I've used it a couple of times in recipes that called for an invert sugar. 

It is quite commonly used in Belgians as a candi sugar alternative, and I am not saying it gives the same characteristics, or in English ales as a brewers sugar, brewers caramel whatever you want to call it, replacement. 

It is more commonly referred to in homebrewing threads that I've seen as Lyle's or Lyles rather than Lyle & Tate so I'd search for that or just golden syrup to find more info...


----------



## albrews (20/8/07)

Aviary said:


> Hello all,
> 
> Yesterday my pregnant wife bought some Golden Syrup to satisfy an increasing sweet tooth.
> 
> ...



hi, you don't say what brand of golden syrup you have. lyle and tate partially inverted, produces a nice result without adding extra flavour. light beers and cider taste great.. ferments easy.


hope it helps.

cheers, alan


----------



## braufrau (20/8/07)

Theakston's old peculiar is made with golden syrup isn't it?
Or is that a myth?

Ah no! Michael Jackson says "brewer's caramel" which i guess as bconnery says is sometimes
subst with golden syrup.

Here's a recipe
http://www.aussiehomebrewer.com/forum/lofi...x.php/t924.html

Here's one from clone brews

4.2kg pale ale malt
340g xtal malt
113g torrified wheat
85g chocky malt

230g clear candi sugar
230g dark brown sugar
113g golden syrup


28g Northern brewer 8% 60min
14g Fuggles 15 min
14g Fuggles 2 min

wyeast 1084

19l


----------



## Weizguy (20/8/07)

I've brewed with CSR Golden Syrup, which I'm not sure is the same as Lyle's.
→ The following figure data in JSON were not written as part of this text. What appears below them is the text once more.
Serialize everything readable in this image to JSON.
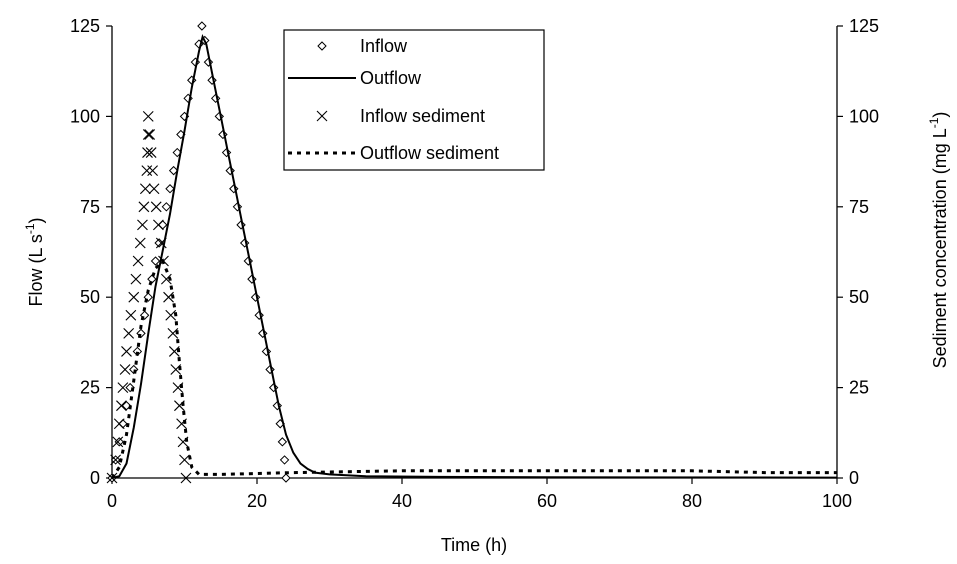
{
  "chart_data": {
    "type": "line",
    "title": "",
    "xlabel": "Time (h)",
    "ylabel": {
      "main": "Flow (L s",
      "sup1": "-1",
      "close": ")"
    },
    "y2label": {
      "main": "Sediment concentration (mg L",
      "sup1": "-1",
      "close": ")"
    },
    "xlim": [
      0,
      100
    ],
    "ylim": [
      0,
      125
    ],
    "y2lim": [
      0,
      125
    ],
    "xticks": [
      "0",
      "20",
      "40",
      "60",
      "80",
      "100"
    ],
    "yticks": [
      "0",
      "25",
      "50",
      "75",
      "100",
      "125"
    ],
    "y2ticks": [
      "0",
      "25",
      "50",
      "75",
      "100",
      "125"
    ],
    "grid": false,
    "legend_position": "top-center",
    "legend": [
      "Inflow",
      "Outflow",
      "Inflow sediment",
      "Outflow sediment"
    ],
    "series": [
      {
        "name": "Inflow",
        "axis": "left",
        "style": "diamond-markers",
        "points": [
          [
            0,
            0
          ],
          [
            0.5,
            5
          ],
          [
            1,
            10
          ],
          [
            1.5,
            15
          ],
          [
            2,
            20
          ],
          [
            2.5,
            25
          ],
          [
            3,
            30
          ],
          [
            3.5,
            35
          ],
          [
            4,
            40
          ],
          [
            4.5,
            45
          ],
          [
            5,
            50
          ],
          [
            5.5,
            55
          ],
          [
            6,
            60
          ],
          [
            6.5,
            65
          ],
          [
            7,
            70
          ],
          [
            7.5,
            75
          ],
          [
            8,
            80
          ],
          [
            8.5,
            85
          ],
          [
            9,
            90
          ],
          [
            9.5,
            95
          ],
          [
            10,
            100
          ],
          [
            10.5,
            105
          ],
          [
            11,
            110
          ],
          [
            11.5,
            115
          ],
          [
            12,
            120
          ],
          [
            12.4,
            125
          ],
          [
            12.8,
            121
          ],
          [
            13.3,
            115
          ],
          [
            13.8,
            110
          ],
          [
            14.3,
            105
          ],
          [
            14.8,
            100
          ],
          [
            15.3,
            95
          ],
          [
            15.8,
            90
          ],
          [
            16.3,
            85
          ],
          [
            16.8,
            80
          ],
          [
            17.3,
            75
          ],
          [
            17.8,
            70
          ],
          [
            18.3,
            65
          ],
          [
            18.8,
            60
          ],
          [
            19.3,
            55
          ],
          [
            19.8,
            50
          ],
          [
            20.3,
            45
          ],
          [
            20.8,
            40
          ],
          [
            21.3,
            35
          ],
          [
            21.8,
            30
          ],
          [
            22.3,
            25
          ],
          [
            22.8,
            20
          ],
          [
            23.2,
            15
          ],
          [
            23.5,
            10
          ],
          [
            23.8,
            5
          ],
          [
            24,
            0
          ]
        ]
      },
      {
        "name": "Outflow",
        "axis": "left",
        "style": "solid-line",
        "points": [
          [
            0,
            0
          ],
          [
            1,
            0.5
          ],
          [
            2,
            4
          ],
          [
            3,
            14
          ],
          [
            4,
            26
          ],
          [
            5,
            40
          ],
          [
            6,
            53
          ],
          [
            7,
            63
          ],
          [
            8,
            73
          ],
          [
            9,
            85
          ],
          [
            10,
            96
          ],
          [
            11,
            108
          ],
          [
            12,
            118
          ],
          [
            12.5,
            122
          ],
          [
            13,
            120
          ],
          [
            14,
            110
          ],
          [
            15,
            100
          ],
          [
            16,
            90
          ],
          [
            17,
            80
          ],
          [
            18,
            70
          ],
          [
            19,
            60
          ],
          [
            20,
            50
          ],
          [
            21,
            40
          ],
          [
            22,
            30
          ],
          [
            23,
            20
          ],
          [
            24,
            12
          ],
          [
            25,
            7
          ],
          [
            26,
            4
          ],
          [
            27,
            2.5
          ],
          [
            28,
            1.5
          ],
          [
            30,
            1
          ],
          [
            35,
            0.5
          ],
          [
            45,
            0.3
          ],
          [
            60,
            0.2
          ],
          [
            100,
            0.1
          ]
        ]
      },
      {
        "name": "Inflow sediment",
        "axis": "right",
        "style": "x-markers",
        "points": [
          [
            0,
            0
          ],
          [
            0.5,
            5
          ],
          [
            0.8,
            10
          ],
          [
            1,
            15
          ],
          [
            1.3,
            20
          ],
          [
            1.5,
            25
          ],
          [
            1.8,
            30
          ],
          [
            2,
            35
          ],
          [
            2.3,
            40
          ],
          [
            2.6,
            45
          ],
          [
            3,
            50
          ],
          [
            3.3,
            55
          ],
          [
            3.6,
            60
          ],
          [
            3.9,
            65
          ],
          [
            4.2,
            70
          ],
          [
            4.4,
            75
          ],
          [
            4.6,
            80
          ],
          [
            4.8,
            85
          ],
          [
            4.9,
            90
          ],
          [
            5,
            95
          ],
          [
            5,
            100
          ],
          [
            5.2,
            95
          ],
          [
            5.4,
            90
          ],
          [
            5.6,
            85
          ],
          [
            5.8,
            80
          ],
          [
            6.1,
            75
          ],
          [
            6.4,
            70
          ],
          [
            6.8,
            65
          ],
          [
            7.1,
            60
          ],
          [
            7.5,
            55
          ],
          [
            7.8,
            50
          ],
          [
            8.1,
            45
          ],
          [
            8.4,
            40
          ],
          [
            8.6,
            35
          ],
          [
            8.8,
            30
          ],
          [
            9.1,
            25
          ],
          [
            9.3,
            20
          ],
          [
            9.6,
            15
          ],
          [
            9.8,
            10
          ],
          [
            10,
            5
          ],
          [
            10.2,
            0
          ]
        ]
      },
      {
        "name": "Outflow sediment",
        "axis": "right",
        "style": "dotted-line",
        "points": [
          [
            0,
            0
          ],
          [
            1,
            3
          ],
          [
            2,
            12
          ],
          [
            3,
            27
          ],
          [
            4,
            42
          ],
          [
            5,
            52
          ],
          [
            6,
            58
          ],
          [
            7,
            60
          ],
          [
            8,
            55
          ],
          [
            8.8,
            45
          ],
          [
            9.3,
            32
          ],
          [
            9.8,
            20
          ],
          [
            10.3,
            10
          ],
          [
            11,
            3
          ],
          [
            12,
            1
          ],
          [
            15,
            1
          ],
          [
            25,
            1.5
          ],
          [
            40,
            2
          ],
          [
            60,
            2
          ],
          [
            80,
            2
          ],
          [
            90,
            1.5
          ],
          [
            100,
            1.5
          ]
        ]
      }
    ]
  }
}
The goldn syrup flavour lingered for a number of years.
Yes, years! I used 1.5kg of the stuff, and after 4 1/2 years it is quite a nice "old ale".
Nice enough to score several prizes last year.
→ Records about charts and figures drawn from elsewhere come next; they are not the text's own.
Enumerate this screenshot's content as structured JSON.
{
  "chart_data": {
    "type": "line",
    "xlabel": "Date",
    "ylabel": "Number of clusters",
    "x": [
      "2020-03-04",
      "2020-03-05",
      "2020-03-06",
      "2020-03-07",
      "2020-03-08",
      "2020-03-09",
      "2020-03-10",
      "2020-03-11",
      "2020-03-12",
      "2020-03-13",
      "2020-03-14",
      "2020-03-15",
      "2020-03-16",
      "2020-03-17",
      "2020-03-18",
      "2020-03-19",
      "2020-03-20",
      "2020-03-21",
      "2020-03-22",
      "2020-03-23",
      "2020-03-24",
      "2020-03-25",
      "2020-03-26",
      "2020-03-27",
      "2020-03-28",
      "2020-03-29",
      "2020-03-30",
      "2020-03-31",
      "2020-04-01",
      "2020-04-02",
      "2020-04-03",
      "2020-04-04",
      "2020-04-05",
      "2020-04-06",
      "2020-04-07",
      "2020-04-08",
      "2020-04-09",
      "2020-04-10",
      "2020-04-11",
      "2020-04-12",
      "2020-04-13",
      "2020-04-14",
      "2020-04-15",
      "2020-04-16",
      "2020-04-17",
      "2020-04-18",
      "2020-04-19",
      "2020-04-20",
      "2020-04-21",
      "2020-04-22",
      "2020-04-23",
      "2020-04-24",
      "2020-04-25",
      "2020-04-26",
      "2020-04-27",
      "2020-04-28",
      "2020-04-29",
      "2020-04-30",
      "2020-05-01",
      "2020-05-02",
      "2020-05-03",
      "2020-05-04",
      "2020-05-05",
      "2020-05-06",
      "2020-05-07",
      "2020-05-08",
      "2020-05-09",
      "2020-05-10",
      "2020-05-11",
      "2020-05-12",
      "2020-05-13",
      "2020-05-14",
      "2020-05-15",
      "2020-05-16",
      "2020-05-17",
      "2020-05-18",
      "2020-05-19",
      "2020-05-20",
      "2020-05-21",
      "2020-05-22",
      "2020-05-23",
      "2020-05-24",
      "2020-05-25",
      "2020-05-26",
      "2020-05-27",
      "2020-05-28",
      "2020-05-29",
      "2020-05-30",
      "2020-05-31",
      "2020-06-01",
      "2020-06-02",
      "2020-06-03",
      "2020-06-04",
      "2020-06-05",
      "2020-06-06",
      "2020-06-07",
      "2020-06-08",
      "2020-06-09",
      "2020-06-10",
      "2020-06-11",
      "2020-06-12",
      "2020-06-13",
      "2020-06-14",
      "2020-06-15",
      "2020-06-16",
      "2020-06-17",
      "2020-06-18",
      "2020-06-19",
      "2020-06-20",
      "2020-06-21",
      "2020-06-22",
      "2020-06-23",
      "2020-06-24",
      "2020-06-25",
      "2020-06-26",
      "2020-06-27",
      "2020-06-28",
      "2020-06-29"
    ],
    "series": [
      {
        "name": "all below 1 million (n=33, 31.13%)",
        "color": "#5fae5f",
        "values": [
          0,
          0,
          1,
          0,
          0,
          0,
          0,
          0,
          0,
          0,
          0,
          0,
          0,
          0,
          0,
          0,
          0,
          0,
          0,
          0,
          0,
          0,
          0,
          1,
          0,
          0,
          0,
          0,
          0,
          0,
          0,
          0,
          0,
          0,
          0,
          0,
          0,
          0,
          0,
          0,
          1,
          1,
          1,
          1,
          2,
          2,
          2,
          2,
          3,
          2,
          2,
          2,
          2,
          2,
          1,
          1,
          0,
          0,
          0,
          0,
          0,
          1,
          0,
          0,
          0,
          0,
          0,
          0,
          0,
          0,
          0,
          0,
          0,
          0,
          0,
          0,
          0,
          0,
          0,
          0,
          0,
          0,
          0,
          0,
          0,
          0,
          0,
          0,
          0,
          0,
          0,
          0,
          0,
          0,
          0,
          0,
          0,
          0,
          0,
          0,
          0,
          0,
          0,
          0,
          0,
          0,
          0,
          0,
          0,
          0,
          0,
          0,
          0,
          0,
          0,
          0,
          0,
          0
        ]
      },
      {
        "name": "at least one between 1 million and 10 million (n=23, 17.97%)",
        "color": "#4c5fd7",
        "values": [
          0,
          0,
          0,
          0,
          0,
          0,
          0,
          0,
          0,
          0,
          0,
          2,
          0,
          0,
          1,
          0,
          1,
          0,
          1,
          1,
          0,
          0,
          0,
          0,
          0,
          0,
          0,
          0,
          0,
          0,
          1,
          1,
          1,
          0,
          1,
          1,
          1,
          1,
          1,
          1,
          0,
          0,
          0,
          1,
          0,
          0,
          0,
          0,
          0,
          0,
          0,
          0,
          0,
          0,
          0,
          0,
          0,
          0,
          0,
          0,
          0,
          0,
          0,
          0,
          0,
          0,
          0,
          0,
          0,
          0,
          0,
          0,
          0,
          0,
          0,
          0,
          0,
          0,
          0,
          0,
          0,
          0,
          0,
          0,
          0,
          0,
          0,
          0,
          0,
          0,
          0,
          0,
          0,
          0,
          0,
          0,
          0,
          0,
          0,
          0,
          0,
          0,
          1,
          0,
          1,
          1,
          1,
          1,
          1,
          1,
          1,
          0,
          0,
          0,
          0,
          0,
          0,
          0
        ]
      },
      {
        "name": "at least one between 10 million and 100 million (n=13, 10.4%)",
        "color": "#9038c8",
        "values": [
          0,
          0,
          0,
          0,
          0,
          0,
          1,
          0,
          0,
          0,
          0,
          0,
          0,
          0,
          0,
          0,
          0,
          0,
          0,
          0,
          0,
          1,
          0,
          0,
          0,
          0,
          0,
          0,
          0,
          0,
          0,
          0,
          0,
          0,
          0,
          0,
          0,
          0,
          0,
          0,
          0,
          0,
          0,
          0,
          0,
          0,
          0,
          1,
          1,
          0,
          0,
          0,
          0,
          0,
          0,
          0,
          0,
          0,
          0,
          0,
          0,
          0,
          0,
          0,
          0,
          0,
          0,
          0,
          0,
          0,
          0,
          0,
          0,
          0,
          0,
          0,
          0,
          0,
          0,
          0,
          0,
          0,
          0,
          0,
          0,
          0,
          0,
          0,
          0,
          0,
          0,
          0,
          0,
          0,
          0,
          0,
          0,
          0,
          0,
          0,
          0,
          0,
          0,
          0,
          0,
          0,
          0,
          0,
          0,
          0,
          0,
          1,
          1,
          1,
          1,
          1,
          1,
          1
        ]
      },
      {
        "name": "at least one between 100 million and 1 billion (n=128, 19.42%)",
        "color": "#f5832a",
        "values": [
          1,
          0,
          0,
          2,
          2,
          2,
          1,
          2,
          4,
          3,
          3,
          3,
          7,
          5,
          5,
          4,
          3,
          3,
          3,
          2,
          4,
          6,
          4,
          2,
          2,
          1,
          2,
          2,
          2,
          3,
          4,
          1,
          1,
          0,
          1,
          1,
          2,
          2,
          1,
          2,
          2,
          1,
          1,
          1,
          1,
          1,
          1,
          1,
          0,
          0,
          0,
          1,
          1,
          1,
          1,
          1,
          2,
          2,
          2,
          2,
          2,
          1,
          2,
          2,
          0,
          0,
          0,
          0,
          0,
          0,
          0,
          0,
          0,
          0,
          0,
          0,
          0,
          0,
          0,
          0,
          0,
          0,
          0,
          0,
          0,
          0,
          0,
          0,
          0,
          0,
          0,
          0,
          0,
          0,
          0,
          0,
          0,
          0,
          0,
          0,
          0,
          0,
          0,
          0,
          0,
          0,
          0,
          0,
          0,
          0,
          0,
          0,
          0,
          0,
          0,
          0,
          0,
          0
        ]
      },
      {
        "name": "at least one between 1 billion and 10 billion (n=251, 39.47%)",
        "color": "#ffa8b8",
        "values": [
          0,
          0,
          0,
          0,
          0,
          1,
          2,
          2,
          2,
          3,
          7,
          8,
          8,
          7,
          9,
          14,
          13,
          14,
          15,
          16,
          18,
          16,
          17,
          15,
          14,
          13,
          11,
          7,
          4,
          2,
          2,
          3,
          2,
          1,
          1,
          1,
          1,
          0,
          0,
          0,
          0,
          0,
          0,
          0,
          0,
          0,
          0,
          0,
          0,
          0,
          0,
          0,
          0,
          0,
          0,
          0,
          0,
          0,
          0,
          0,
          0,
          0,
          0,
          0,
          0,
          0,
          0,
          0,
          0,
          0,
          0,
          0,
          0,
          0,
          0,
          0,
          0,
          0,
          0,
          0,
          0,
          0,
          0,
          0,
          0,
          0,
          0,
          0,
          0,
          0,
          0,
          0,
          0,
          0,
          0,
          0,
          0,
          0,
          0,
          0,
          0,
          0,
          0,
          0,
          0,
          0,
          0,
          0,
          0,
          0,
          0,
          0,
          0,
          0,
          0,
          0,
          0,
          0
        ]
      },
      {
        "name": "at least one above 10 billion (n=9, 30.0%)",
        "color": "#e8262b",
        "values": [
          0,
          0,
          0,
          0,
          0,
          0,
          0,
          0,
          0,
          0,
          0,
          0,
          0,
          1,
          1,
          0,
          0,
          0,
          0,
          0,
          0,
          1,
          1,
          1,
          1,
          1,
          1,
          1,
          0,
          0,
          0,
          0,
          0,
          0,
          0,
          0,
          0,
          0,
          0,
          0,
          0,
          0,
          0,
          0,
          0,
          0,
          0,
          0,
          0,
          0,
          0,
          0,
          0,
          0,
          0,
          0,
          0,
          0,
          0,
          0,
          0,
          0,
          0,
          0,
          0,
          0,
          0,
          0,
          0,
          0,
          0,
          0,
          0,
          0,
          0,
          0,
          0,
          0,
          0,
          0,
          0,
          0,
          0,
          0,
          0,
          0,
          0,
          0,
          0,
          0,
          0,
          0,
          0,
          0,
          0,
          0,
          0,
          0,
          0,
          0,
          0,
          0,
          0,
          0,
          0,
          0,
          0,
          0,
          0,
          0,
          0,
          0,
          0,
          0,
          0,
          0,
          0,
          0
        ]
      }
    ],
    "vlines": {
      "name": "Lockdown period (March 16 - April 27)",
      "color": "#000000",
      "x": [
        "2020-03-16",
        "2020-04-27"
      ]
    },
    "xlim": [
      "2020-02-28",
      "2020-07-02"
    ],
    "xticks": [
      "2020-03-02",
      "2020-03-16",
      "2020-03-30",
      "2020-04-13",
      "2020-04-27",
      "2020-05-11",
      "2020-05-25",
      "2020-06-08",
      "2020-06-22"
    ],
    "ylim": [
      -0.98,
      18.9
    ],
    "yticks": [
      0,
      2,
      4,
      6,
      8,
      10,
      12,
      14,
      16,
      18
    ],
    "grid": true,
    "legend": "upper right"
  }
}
I have saved a few more bottles of it, and at 13.7% it should evolve for some time.

Seth


----------



## tangent (20/8/07)

i found the lyle GS to be wonderfully aromatic and spectacular. the CSR in contrast was a bit ordinary.


----------



## Aviary (20/8/07)

Thank you for the advice. I'll put together a recipe and post it later to be critiqued by the masses. 

David.


----------



## tangent (20/8/07)

i gotta add, the tins of lyles partially invert sugar (GS) are only 454gm and i use 1 in a 25-35L batch. that's around 7% or less.


----------



## ausdb (20/8/07)

tangent said:


> i found the lyle GS to be wonderfully aromatic and spectacular. the CSR in contrast was a bit ordinary.


Sorry to say another me too, there is a world of difference between the pommie T&L and the aussie stuff even down to the CSR stuff tasting different to the Bundaberg brand one.

I make a mild from time to item that calls for golden syrup and to my palate it tastes best when I use the T&L stuff. The worst was the Bundaberg as it left a very "rummy" molasses type flavour that did not really go away.


----------



## mfdes (23/8/07)

braufrau said:


> Theakston's old peculiar is made with golden syrup isn't it?
> Or is that a myth?
> 
> Ah no! Michael Jackson says "brewer's caramel" which i guess as bconnery says is sometimes
> subst with golden syrup.



As far as I know Theakston's is brewed with molasses, not golden syrup.

MFS


----------



## tangent (23/8/07)

they wouldn't use much! i reckon a teaspoon of it is enough.


----------